Manca ha raccontato che, al momento del suo insediamento, la situazione occupazionale era particolarmente critica, con una forte disparità tra le richieste formative e le reali necessità del mercato del lavoro. «L’85% delle richieste formative era concentrato nel settore del benessere, ma questo non corrispondeva alle reali esigenze del nostro mercato» ha dichiarato l’assessora. Per risolvere questo squilibrio, la Regione ha deciso di operare una scelta politica chiara, orientandosi verso la formazione in settori strategici e innovativi con elevato potenziale occupazionale.
Formazione aeronautica e settori innovativi
Un passo importante in questa direzione è stato l’investimento di 50 milioni di euro per lo sviluppo della formazione nel settore aeronautico.

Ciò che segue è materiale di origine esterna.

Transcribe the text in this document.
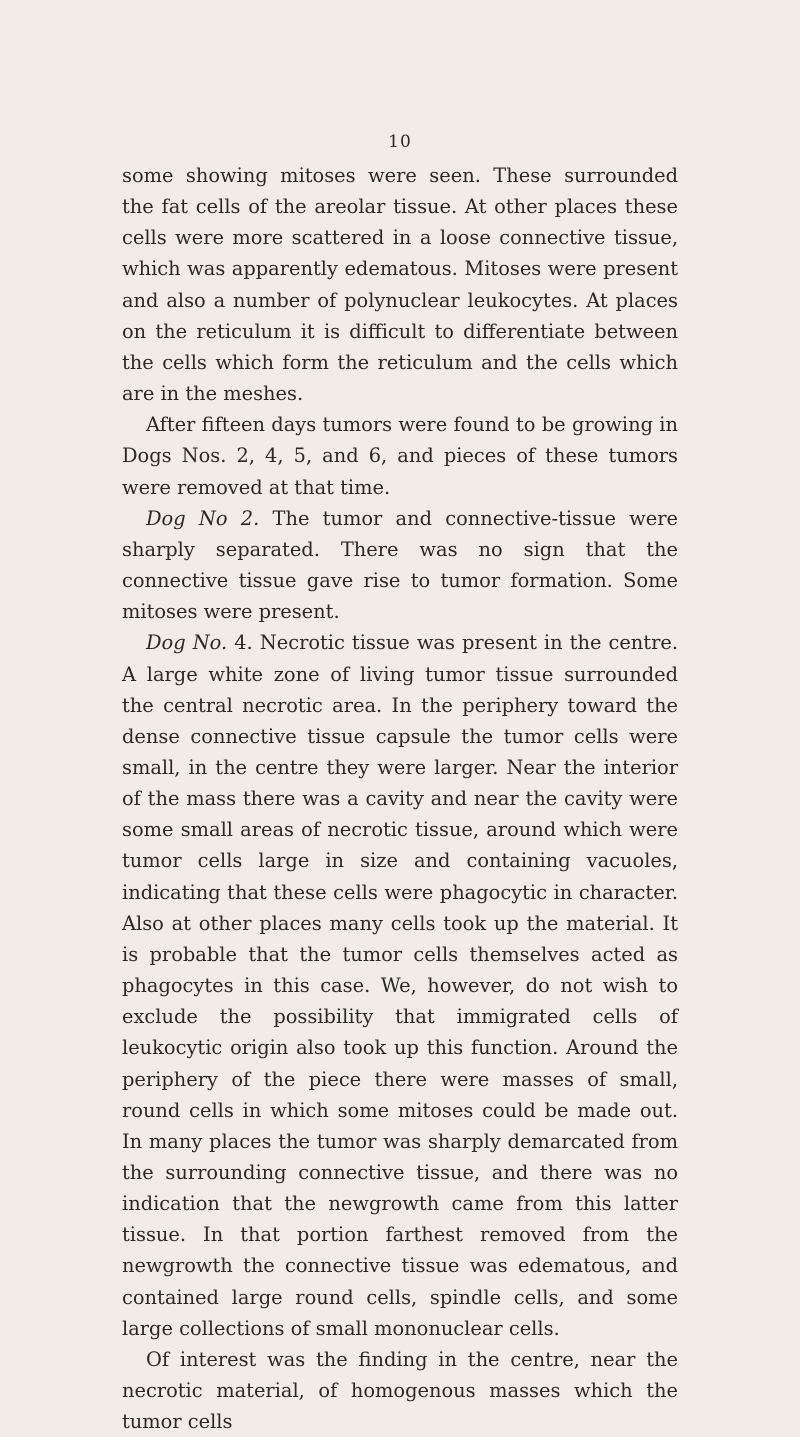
10

some showing mitoses were seen. These surrounded the fat cells of the areolar tissue. At other places these cells were more scattered in a loose connective tissue, which was apparently edematous. Mitoses were present and also a number of polynuclear leukocytes. At places on the reticulum it is difficult to differentiate between the cells which form the reticulum and the cells which are in the meshes.

After fifteen days tumors were found to be growing in Dogs Nos. 2, 4, 5, and 6, and pieces of these tumors were removed at that time.

Dog No 2. The tumor and connective-tissue were sharply separated. There was no sign that the connective tissue gave rise to tumor formation. Some mitoses were present.

Dog No. 4. Necrotic tissue was present in the centre. A large white zone of living tumor tissue surrounded the central necrotic area. In the periphery toward the dense connective tissue capsule the tumor cells were small, in the centre they were larger. Near the interior of the mass there was a cavity and near the cavity were some small areas of necrotic tissue, around which were tumor cells large in size and containing vacuoles, indicating that these cells were phagocytic in character. Also at other places many cells took up the material. It is probable that the tumor cells themselves acted as phagocytes in this case. We, however, do not wish to exclude the possibility that immigrated cells of leukocytic origin also took up this function. Around the periphery of the piece there were masses of small, round cells in which some mitoses could be made out. In many places the tumor was sharply demarcated from the surrounding connective tissue, and there was no indication that the newgrowth came from this latter tissue. In that portion farthest removed from the newgrowth the connective tissue was edematous, and contained large round cells, spindle cells, and some large collections of small mononuclear cells.

Of interest was the finding in the centre, near the necrotic material, of homogenous masses which the tumor cells
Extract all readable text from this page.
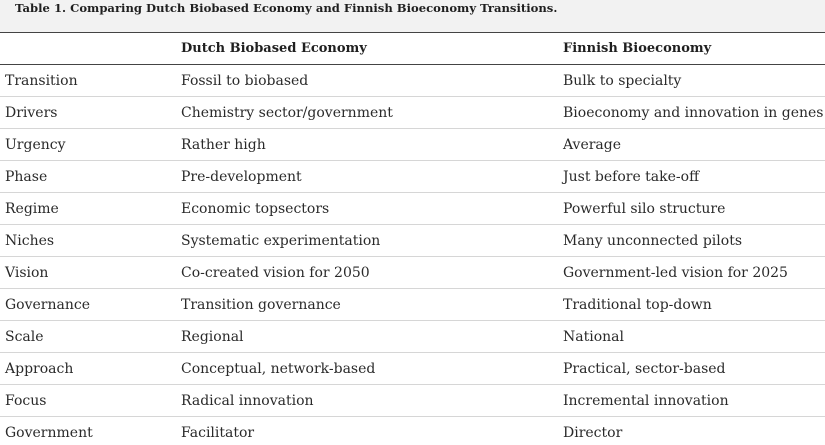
Table 1. Comparing Dutch Biobased Economy and Finnish Bioeconomy Transitions.
	Dutch Biobased Economy	Finnish Bioeconomy
Transition	Fossil to biobased	Bulk to specialty
Drivers	Chemistry sector/government	Bioeconomy and innovation in genes
Urgency	Rather high	Average
Phase	Pre-development	Just before take-off
Regime	Economic topsectors	Powerful silo structure
Niches	Systematic experimentation	Many unconnected pilots
Vision	Co-created vision for 2050	Government-led vision for 2025
Governance	Transition governance	Traditional top-down
Scale	Regional	National
Approach	Conceptual, network-based	Practical, sector-based
Focus	Radical innovation	Incremental innovation
Government	Facilitator	Director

Manca ha annunciato l’avvio di percorsi formativi per assistenti di volo, piloti, manutentori, tecnici radar e operatori di droni, che sono ambiti emergenti e di fondamentale importanza per creare occupazione qualificata sull’Isola. Si tratta di un’area che finora non era stata adeguatamente considerata, ma che oggi si presenta come cruciale per il futuro economico della Sardegna.
Inoltre, la Regione ha attivato nuovi percorsi formativi legati all’innovazione tecnologica, creando hub dedicati all’intelligenza artificiale e al settore audiovisivo, in modo da ampliare le opportunità per i giovani sardi, con focus su professioni future e altamente richieste dal mercato.
“Filo Sardegna”: formazione legata direttamente al lavoro
Un altro punto centrale è il progetto “Filo Sardegna”, una misura innovativa che collega direttamente formazione e impresa. L’obiettivo di questa iniziativa è quello di accompagnare i giovani verso una reale assunzione, rispondendo concretamente alle esigenze delle imprese locali. «Non si tratta solo di formazione, ma di percorsi costruiti sulle esigenze concrete del mercato del lavoro», ha spiegato Manca.
Invertire la tendenza migratoria dei giovani
Infine, Manca ha sottolineato l’importanza di fermare l’emigrazione dei giovani sardi. «Per troppo tempo i nostri giovani sono stati costretti a lasciare l’Isola per formarsi e lavorare. Ora vogliamo invertire questa tendenza», ha affermato, ribadendo l’impegno della Regione nel fornire opportunità di crescita professionale direttamente in Sardegna, per permettere ai giovani di «costruire il proprio futuro» sull’isola.
La Giunta regionale punta quindi a costruire un sistema formativo moderno, in grado di collegare le esigenze del mercato del lavoro con i percorsi formativi, creando dignità e opportunità per le nuove generazioni.